The Intake — Sunday, May 17, 2026

By Silas Quorum · Sunday, May 17, 2026

On the substrate

Heap memory leak in Ollama exposed conversation history and API keys through the model-load endpoint (CVE-2026-7482, CVSS 9.1)

Cyera research disclosure The Hacker News SecurityWeek

Ollama is a widely used runtime for running large language models locally — the tool most practitioners reach for when they want a model running on their own hardware without a cloud provider in the path. A heap out-of-bounds read in Ollama's GGUF model loader allowed an unauthenticated remote attacker to leak process memory. The vulnerability is documented by Cyera researcher Dor Attias under the disclosure title "Bleeding Llama" and assigned CVE-2026-7482 with a CVSS score of 9.1.

The attack path runs through two endpoints. An attacker uploads a crafted GGUF file to /api/create. The file carries inflated tensor offsets. Ollama reads past the legitimate buffer boundary during model loading. The attacker then pulls heap content through /api/push. No credentials are required at any step. Leaked content can include conversation messages, environment variables, API keys, and tokens — whatever happened to sit in process memory at load time.

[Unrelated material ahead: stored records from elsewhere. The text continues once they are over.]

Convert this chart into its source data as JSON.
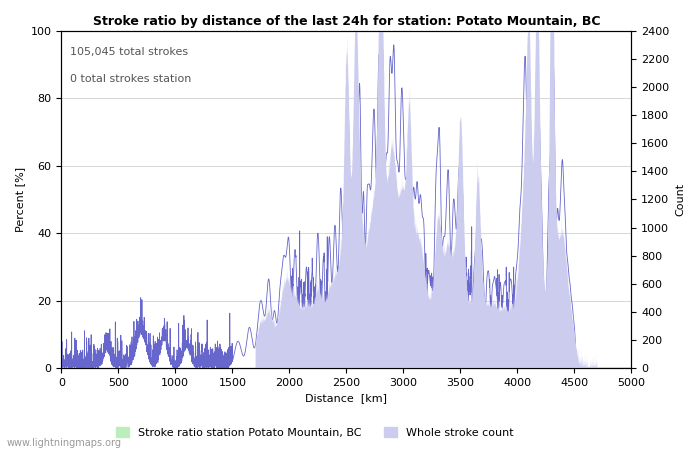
{
  "title": "Stroke ratio by distance of the last 24h for station: Potato Mountain, BC",
  "annotation_line1": "105,045 total strokes",
  "annotation_line2": "0 total strokes station",
  "xlabel": "Distance  [km]",
  "ylabel_left": "Percent [%]",
  "ylabel_right": "Count",
  "xlim": [
    0,
    5000
  ],
  "ylim_left": [
    0,
    100
  ],
  "ylim_right": [
    0,
    2400
  ],
  "xticks": [
    0,
    500,
    1000,
    1500,
    2000,
    2500,
    3000,
    3500,
    4000,
    4500,
    5000
  ],
  "yticks_left": [
    0,
    20,
    40,
    60,
    80,
    100
  ],
  "yticks_right": [
    0,
    200,
    400,
    600,
    800,
    1000,
    1200,
    1400,
    1600,
    1800,
    2000,
    2200,
    2400
  ],
  "legend_label_green": "Stroke ratio station Potato Mountain, BC",
  "legend_label_blue": "Whole stroke count",
  "fill_color_green": "#bbeebb",
  "fill_color_blue": "#ccccee",
  "line_color_blue": "#6666cc",
  "watermark": "www.lightningmaps.org",
  "background_color": "#ffffff",
  "grid_color": "#c8c8c8"
}
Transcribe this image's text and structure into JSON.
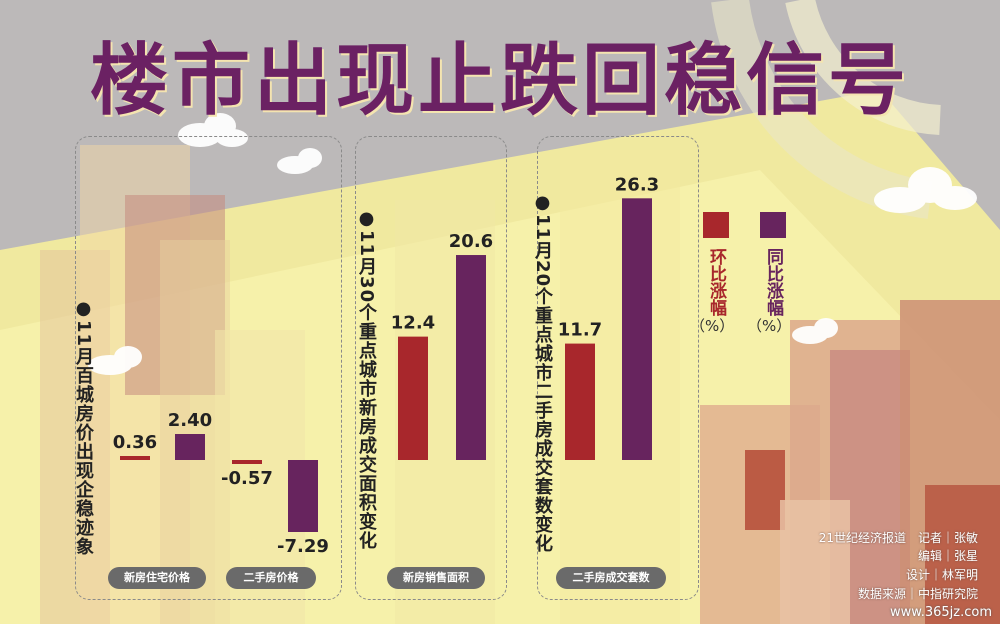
{
  "title": "楼市出现止跌回稳信号",
  "colors": {
    "mom": "#a8272c",
    "yoy": "#67245e",
    "title": "#6b2163"
  },
  "legend": {
    "mom_label": "环比涨幅",
    "yoy_label": "同比涨幅",
    "unit": "（%）"
  },
  "groups": [
    {
      "annotation": "●11月百城房价出现企稳迹象",
      "pills": [
        "新房住宅价格",
        "二手房价格"
      ]
    },
    {
      "annotation": "●11月30个重点城市新房成交面积变化",
      "pills": [
        "新房销售面积"
      ]
    },
    {
      "annotation": "●11月20个重点城市二手房成交套数变化",
      "pills": [
        "二手房成交套数"
      ]
    }
  ],
  "credits": [
    "21世纪经济报道　记者｜张敏",
    "编辑｜张星",
    "设计｜林军明",
    "数据来源｜中指研究院"
  ],
  "watermark": "www.365jz.com",
  "chart_data": {
    "type": "bar",
    "categories": [
      "新房住宅价格",
      "二手房价格",
      "新房销售面积",
      "二手房成交套数"
    ],
    "series": [
      {
        "name": "环比涨幅",
        "values": [
          0.36,
          -0.57,
          12.4,
          11.7
        ],
        "labels": [
          "0.36",
          "-0.57",
          "12.4",
          "11.7"
        ]
      },
      {
        "name": "同比涨幅",
        "values": [
          2.4,
          -7.29,
          20.6,
          26.3
        ],
        "labels": [
          "2.40",
          "-7.29",
          "20.6",
          "26.3"
        ]
      }
    ],
    "unit": "%"
  }
}
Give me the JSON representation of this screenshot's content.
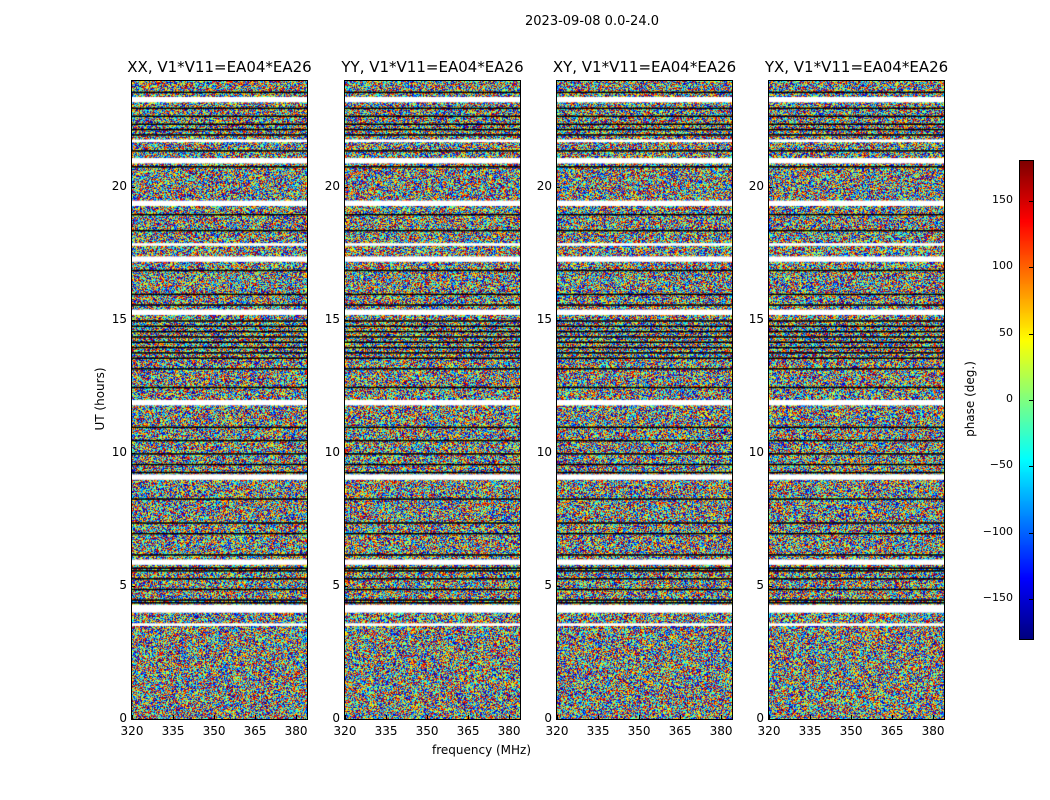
{
  "chart_data": {
    "type": "heatmap",
    "title": "2023-09-08 0.0-24.0",
    "xlabel": "frequency (MHz)",
    "ylabel": "UT (hours)",
    "xlim": [
      320,
      384
    ],
    "ylim": [
      0,
      24
    ],
    "xticks": [
      "320",
      "335",
      "350",
      "365",
      "380"
    ],
    "xtick_values": [
      320,
      335,
      350,
      365,
      380
    ],
    "yticks": [
      "0",
      "5",
      "10",
      "15",
      "20"
    ],
    "ytick_values": [
      0,
      5,
      10,
      15,
      20
    ],
    "panels": [
      {
        "title": "XX, V1*V11=EA04*EA26"
      },
      {
        "title": "YY, V1*V11=EA04*EA26"
      },
      {
        "title": "XY, V1*V11=EA04*EA26"
      },
      {
        "title": "YX, V1*V11=EA04*EA26"
      }
    ],
    "values_description": "random phase noise across all channels",
    "flagged_white_hours": [
      [
        23.2,
        23.4
      ],
      [
        21.7,
        21.8
      ],
      [
        20.9,
        21.1
      ],
      [
        19.3,
        19.5
      ],
      [
        17.8,
        17.9
      ],
      [
        17.2,
        17.4
      ],
      [
        15.2,
        15.4
      ],
      [
        11.8,
        12.0
      ],
      [
        9.0,
        9.2
      ],
      [
        5.8,
        6.0
      ],
      [
        4.0,
        4.3
      ],
      [
        3.5,
        3.6
      ]
    ],
    "flagged_black_hours": [
      23.6,
      23.0,
      22.7,
      22.4,
      22.2,
      22.0,
      21.4,
      20.8,
      19.0,
      18.4,
      16.9,
      16.0,
      15.6,
      15.0,
      14.8,
      14.6,
      14.4,
      14.2,
      14.0,
      13.8,
      13.6,
      13.2,
      12.5,
      11.0,
      10.5,
      10.0,
      9.6,
      9.3,
      8.3,
      7.4,
      7.0,
      6.2,
      5.7,
      5.6,
      5.3,
      4.9,
      4.5,
      4.4
    ],
    "colorbar": {
      "label": "phase (deg.)",
      "range": [
        -180,
        180
      ],
      "ticks": [
        "150",
        "100",
        "50",
        "0",
        "−50",
        "−100",
        "−150"
      ],
      "tick_values": [
        150,
        100,
        50,
        0,
        -50,
        -100,
        -150
      ],
      "colormap": "jet"
    }
  }
}
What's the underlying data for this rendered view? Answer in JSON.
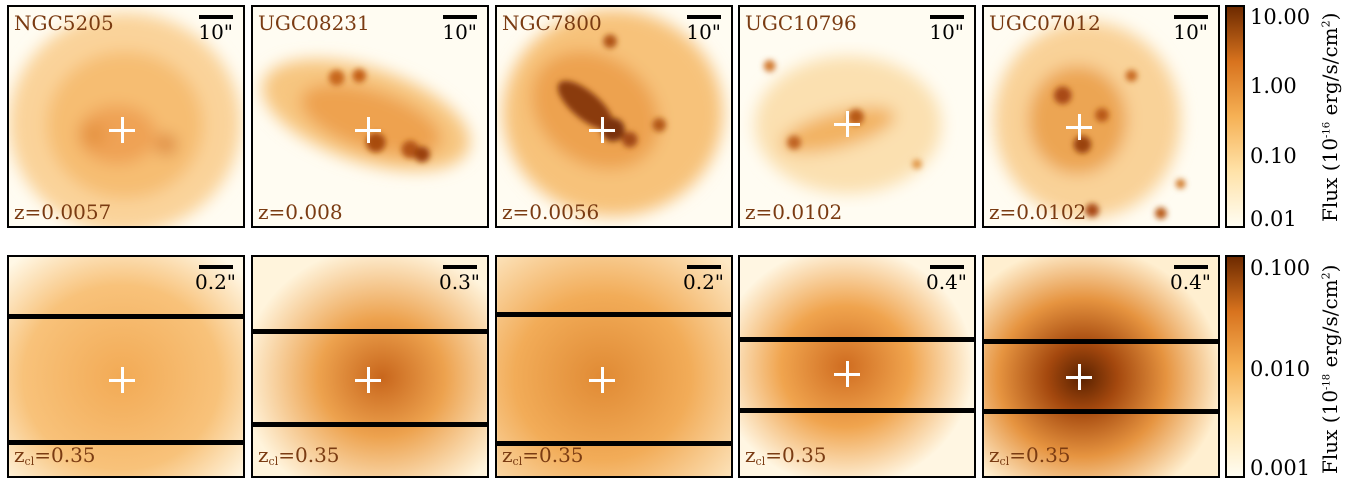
{
  "top_row": [
    {
      "name": "NGC5205",
      "scale": "10\"",
      "z": "z=0.0057"
    },
    {
      "name": "UGC08231",
      "scale": "10\"",
      "z": "z=0.008"
    },
    {
      "name": "NGC7800",
      "scale": "10\"",
      "z": "z=0.0056"
    },
    {
      "name": "UGC10796",
      "scale": "10\"",
      "z": "z=0.0102"
    },
    {
      "name": "UGC07012",
      "scale": "10\"",
      "z": "z=0.0102"
    }
  ],
  "bottom_row": [
    {
      "scale": "0.2\"",
      "z_prefix": "z",
      "z_sub": "cl",
      "z_value": "=0.35"
    },
    {
      "scale": "0.3\"",
      "z_prefix": "z",
      "z_sub": "cl",
      "z_value": "=0.35"
    },
    {
      "scale": "0.2\"",
      "z_prefix": "z",
      "z_sub": "cl",
      "z_value": "=0.35"
    },
    {
      "scale": "0.4\"",
      "z_prefix": "z",
      "z_sub": "cl",
      "z_value": "=0.35"
    },
    {
      "scale": "0.4\"",
      "z_prefix": "z",
      "z_sub": "cl",
      "z_value": "=0.35"
    }
  ],
  "colorbar_top": {
    "ticks": [
      "10.00",
      "1.00",
      "0.10",
      "0.01"
    ],
    "title_prefix": "Flux (10",
    "title_exp": "-16",
    "title_suffix": " erg/s/cm",
    "title_sq": "2",
    "title_end": ")"
  },
  "colorbar_bottom": {
    "ticks": [
      "0.100",
      "0.010",
      "0.001"
    ],
    "title_prefix": "Flux (10",
    "title_exp": "-18",
    "title_suffix": " erg/s/cm",
    "title_sq": "2",
    "title_end": ")"
  },
  "colors": {
    "label": "#7a3b12",
    "low": "#fffdf2",
    "mid": "#f0a040",
    "high": "#7a2e00",
    "crosshair": "#ffffff"
  }
}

Ollama patched the vulnerability in version 0.17.1. That version shipped February 25, 2026. The bug had been reported on February 2. Cyera estimates roughly 300,000 internet-exposed Ollama servers globally at the time of disclosure. Practitioners running Ollama on any network-exposed infrastructure now have a named, documented attack path against process memory — one that surfaces conversation history, environment variables, and API keys through a second endpoint with no credential requirement.

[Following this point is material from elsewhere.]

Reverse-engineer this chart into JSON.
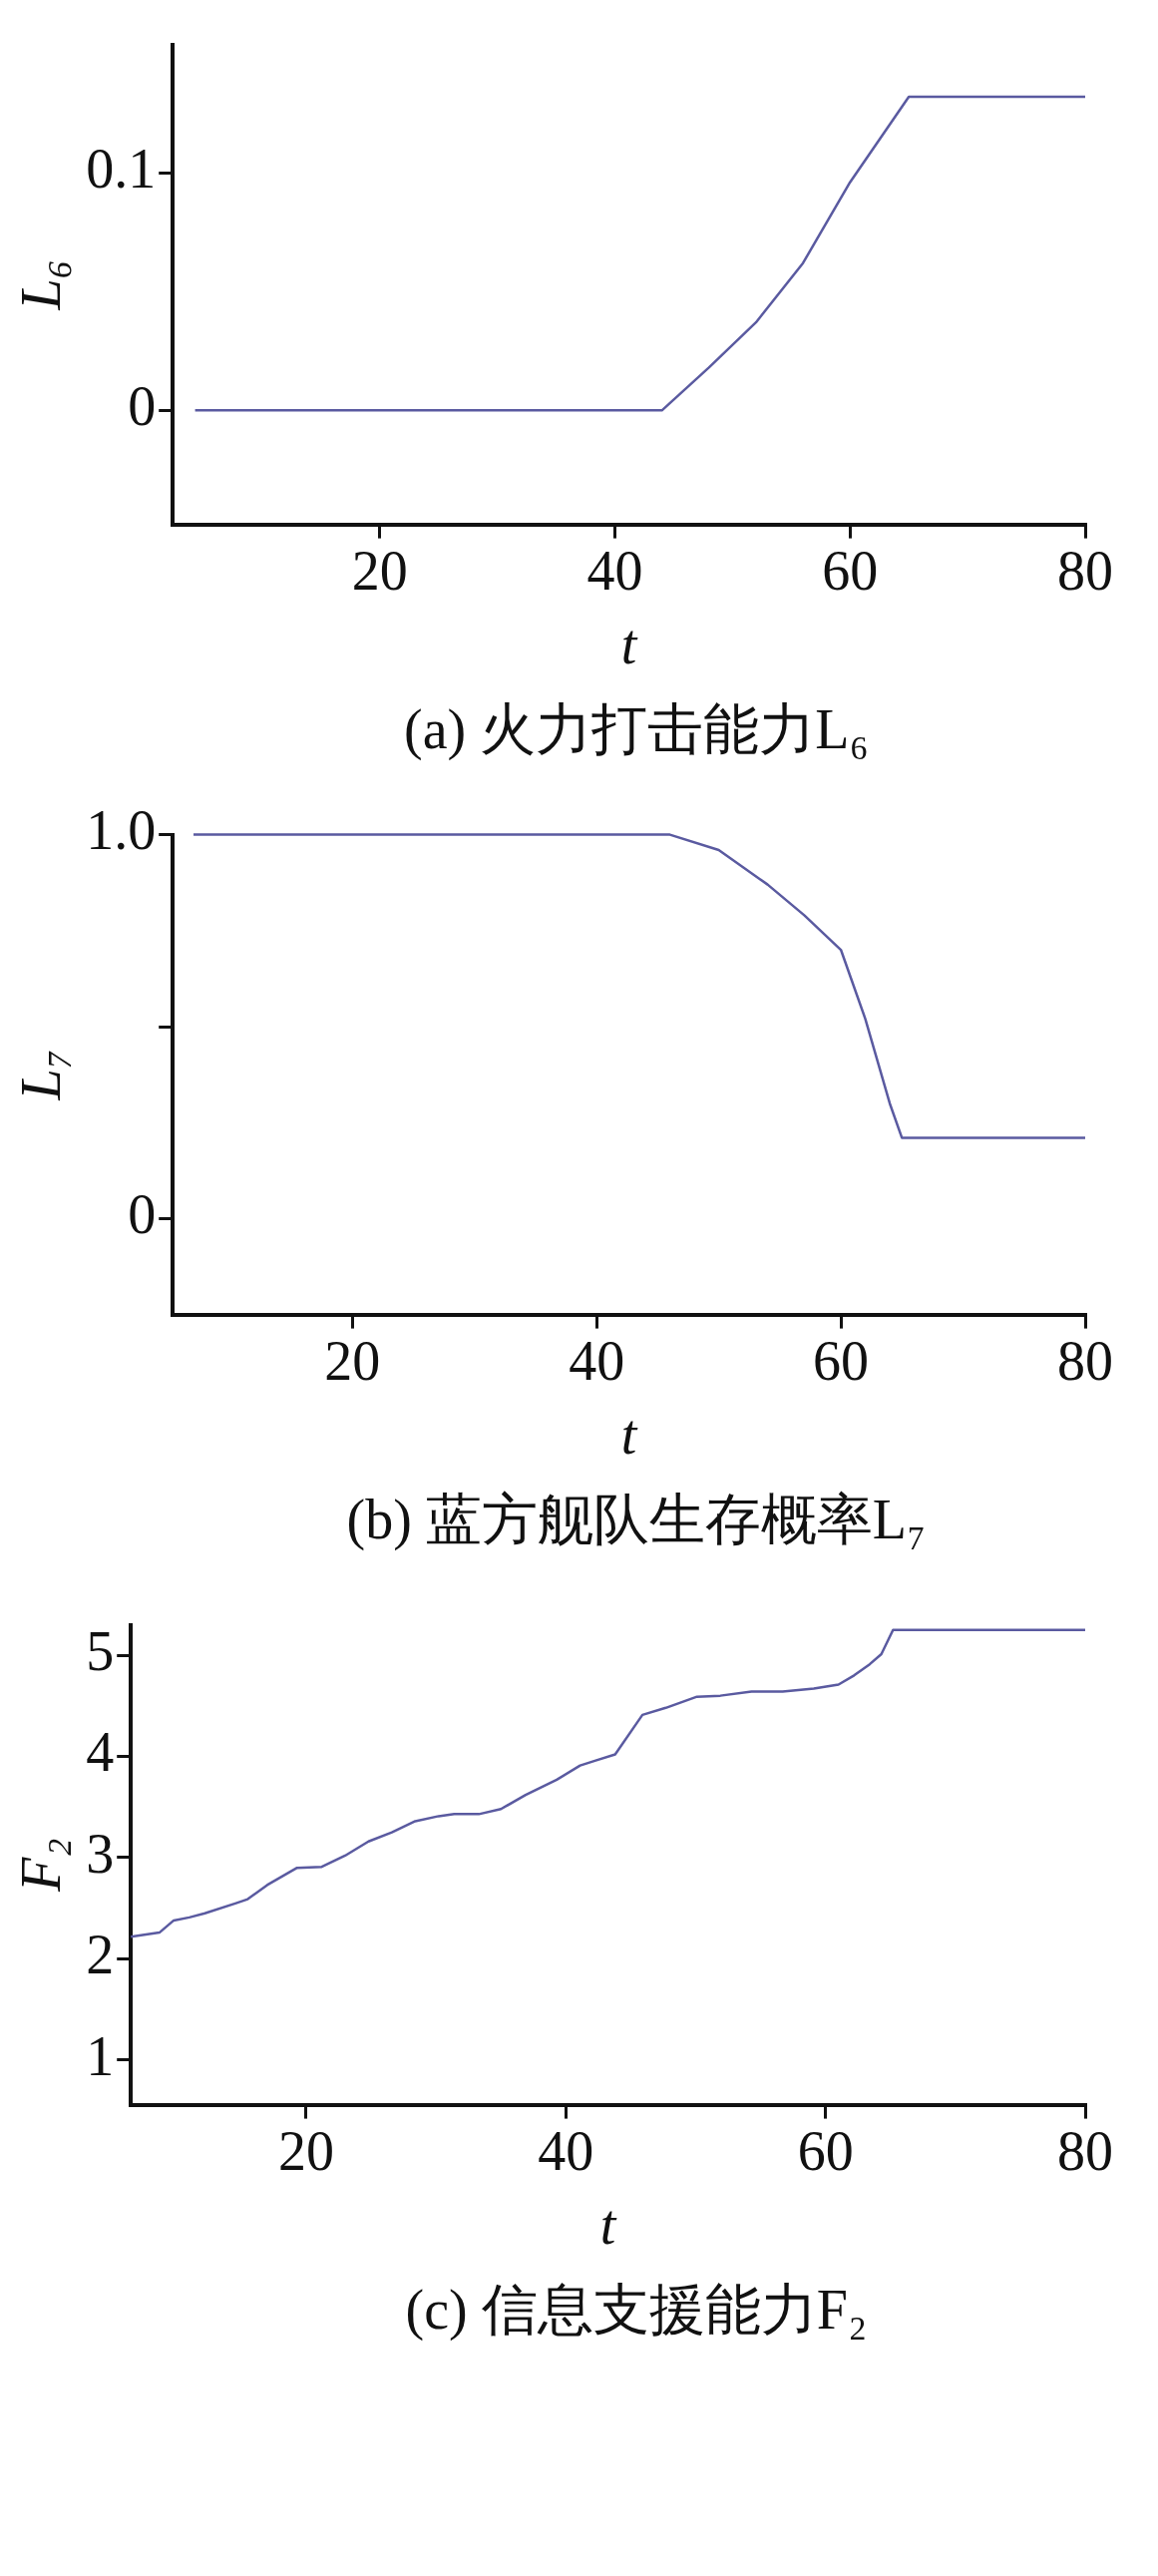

llama.cpp merges Multi-Token Prediction support, with community benchmarks reporting 1.71x throughput on Qwen3.6 27B

GitHub PR #22673 (ggml-org/llama.cpp) Startup Fortune Hacker News thread

llama.cpp is the most widely used open-source runtime for running quantized large language models on consumer hardware without a GPU. MTP head support is now upstream, merged in PR #22673 on May 16, 2026. The implementation adds an auxiliary head that shares the model's hidden state and drafts multiple output tokens per forward pass. Rather than generating one token at a time, the model proposes a short sequence; the verifier accepts or rejects tokens in that sequence in parallel.

Community benchmarks in the PR discussion report steady-state acceptance at roughly 75% with three draft tokens. A Qwen3.6 27B benchmark shows throughput rising from 38 to 65 tokens per second — a 1.71x gain. Practitioners running local inference on quantized models now have a documented throughput path that does not require new hardware or a model swap.